Just one in five pregnant women not in any other risk category for the disease have come forward for a jab in the last few months.
Health Secretary Nicola Sturgeon urged expectant mothers to get immunised.
She also warned: "For more vulnerable individuals, contracting flu can have serious or even fatal consequences."
Ms Sturgeon said levels of flu in Scotland were still below normal seasonal levels, but added: "We are starting to see an increase and I would encourage everyone who is eligible to get themselves vaccinated."
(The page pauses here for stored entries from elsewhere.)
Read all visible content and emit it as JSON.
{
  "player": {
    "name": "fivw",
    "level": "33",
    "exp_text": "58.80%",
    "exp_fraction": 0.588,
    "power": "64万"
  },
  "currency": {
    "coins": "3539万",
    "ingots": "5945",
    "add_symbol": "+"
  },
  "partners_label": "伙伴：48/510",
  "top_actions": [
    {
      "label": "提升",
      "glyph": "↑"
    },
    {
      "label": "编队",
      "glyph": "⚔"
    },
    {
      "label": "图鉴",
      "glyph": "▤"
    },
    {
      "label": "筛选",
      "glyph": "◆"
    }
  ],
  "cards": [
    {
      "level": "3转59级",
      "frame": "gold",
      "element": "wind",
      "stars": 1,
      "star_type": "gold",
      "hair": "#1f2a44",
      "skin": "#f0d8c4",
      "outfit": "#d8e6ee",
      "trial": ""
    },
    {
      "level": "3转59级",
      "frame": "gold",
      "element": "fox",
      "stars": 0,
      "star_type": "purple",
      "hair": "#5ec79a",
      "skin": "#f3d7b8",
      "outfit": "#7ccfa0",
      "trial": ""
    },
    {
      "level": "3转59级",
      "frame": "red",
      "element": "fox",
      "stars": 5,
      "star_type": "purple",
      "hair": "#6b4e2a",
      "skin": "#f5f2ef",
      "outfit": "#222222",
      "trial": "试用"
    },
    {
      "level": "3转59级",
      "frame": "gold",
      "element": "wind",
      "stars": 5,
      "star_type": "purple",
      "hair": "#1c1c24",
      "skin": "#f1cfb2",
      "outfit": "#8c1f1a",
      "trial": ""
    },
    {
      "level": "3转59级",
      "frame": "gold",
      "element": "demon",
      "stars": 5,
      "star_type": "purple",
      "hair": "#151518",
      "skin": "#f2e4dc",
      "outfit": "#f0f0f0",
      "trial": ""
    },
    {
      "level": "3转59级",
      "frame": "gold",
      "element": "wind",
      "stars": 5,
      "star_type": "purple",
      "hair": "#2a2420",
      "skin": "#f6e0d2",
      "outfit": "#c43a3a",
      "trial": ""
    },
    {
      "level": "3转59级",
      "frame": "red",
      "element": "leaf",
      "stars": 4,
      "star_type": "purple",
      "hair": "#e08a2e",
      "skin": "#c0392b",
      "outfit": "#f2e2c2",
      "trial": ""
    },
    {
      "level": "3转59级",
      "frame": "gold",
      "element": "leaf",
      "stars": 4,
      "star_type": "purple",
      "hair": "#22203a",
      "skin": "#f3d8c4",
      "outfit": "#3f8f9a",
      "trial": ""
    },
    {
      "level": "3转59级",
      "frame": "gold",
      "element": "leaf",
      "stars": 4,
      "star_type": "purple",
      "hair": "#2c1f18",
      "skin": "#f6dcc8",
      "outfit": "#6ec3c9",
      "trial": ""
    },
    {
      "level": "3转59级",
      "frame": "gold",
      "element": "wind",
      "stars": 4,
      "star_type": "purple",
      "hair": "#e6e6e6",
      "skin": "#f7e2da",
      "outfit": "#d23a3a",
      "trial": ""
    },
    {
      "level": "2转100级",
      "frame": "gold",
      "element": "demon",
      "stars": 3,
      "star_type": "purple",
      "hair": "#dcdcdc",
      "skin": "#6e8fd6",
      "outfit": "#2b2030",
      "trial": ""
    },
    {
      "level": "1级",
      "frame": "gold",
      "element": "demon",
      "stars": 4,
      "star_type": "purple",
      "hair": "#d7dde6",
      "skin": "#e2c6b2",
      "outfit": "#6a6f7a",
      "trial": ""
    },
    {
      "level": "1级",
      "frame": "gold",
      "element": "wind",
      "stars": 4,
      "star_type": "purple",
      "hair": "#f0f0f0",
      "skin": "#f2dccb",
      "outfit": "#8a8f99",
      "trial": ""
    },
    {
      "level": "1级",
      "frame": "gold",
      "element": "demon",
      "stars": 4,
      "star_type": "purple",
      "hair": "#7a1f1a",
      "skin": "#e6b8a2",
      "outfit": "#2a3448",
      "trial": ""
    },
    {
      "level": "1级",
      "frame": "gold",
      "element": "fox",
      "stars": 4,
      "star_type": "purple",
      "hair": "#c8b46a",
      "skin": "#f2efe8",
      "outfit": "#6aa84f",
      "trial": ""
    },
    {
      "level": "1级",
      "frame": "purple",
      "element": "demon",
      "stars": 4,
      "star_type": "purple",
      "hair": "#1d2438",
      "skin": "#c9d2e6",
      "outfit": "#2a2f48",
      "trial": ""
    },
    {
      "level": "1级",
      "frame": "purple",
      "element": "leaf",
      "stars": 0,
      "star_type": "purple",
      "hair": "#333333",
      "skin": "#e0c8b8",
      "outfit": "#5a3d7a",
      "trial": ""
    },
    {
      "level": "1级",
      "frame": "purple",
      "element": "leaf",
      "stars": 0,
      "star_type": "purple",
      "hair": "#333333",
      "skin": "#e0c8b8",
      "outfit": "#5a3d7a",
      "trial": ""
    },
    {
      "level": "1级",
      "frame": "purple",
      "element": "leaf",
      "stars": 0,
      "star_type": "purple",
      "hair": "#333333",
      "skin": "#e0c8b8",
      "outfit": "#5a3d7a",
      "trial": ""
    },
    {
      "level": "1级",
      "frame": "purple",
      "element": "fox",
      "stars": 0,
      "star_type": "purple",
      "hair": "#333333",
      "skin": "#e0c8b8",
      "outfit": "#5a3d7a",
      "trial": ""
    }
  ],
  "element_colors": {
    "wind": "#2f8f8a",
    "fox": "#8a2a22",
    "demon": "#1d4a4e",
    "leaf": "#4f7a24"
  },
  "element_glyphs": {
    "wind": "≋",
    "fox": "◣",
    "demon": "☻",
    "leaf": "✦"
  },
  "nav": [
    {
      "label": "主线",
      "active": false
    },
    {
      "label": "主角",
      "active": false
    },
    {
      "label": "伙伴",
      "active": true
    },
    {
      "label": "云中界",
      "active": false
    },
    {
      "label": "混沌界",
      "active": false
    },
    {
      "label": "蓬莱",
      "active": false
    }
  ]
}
A total of 11 Scots have needed intensive care after contracting the H1N1 strain - with two dying - since the flu season started.
The number of GP consultations from people complaining of flu-like symptoms has risen to 45.8 per 100,000 - up from 36.1 per 100,000 last week.
Of the 127 laboratory-confirmed cases of flu, a total of 83 have tested positive for H1N1.
Across Scotland an estimated 233,359 people under 65 have been vaccinated against flu, with 47% of those who are eligible for the free jab coming forward.
In the over-65 age group the vaccination rate stands at 70% - but only 19% of mothers-to-be who are not in any other risk category have been vaccinated so far.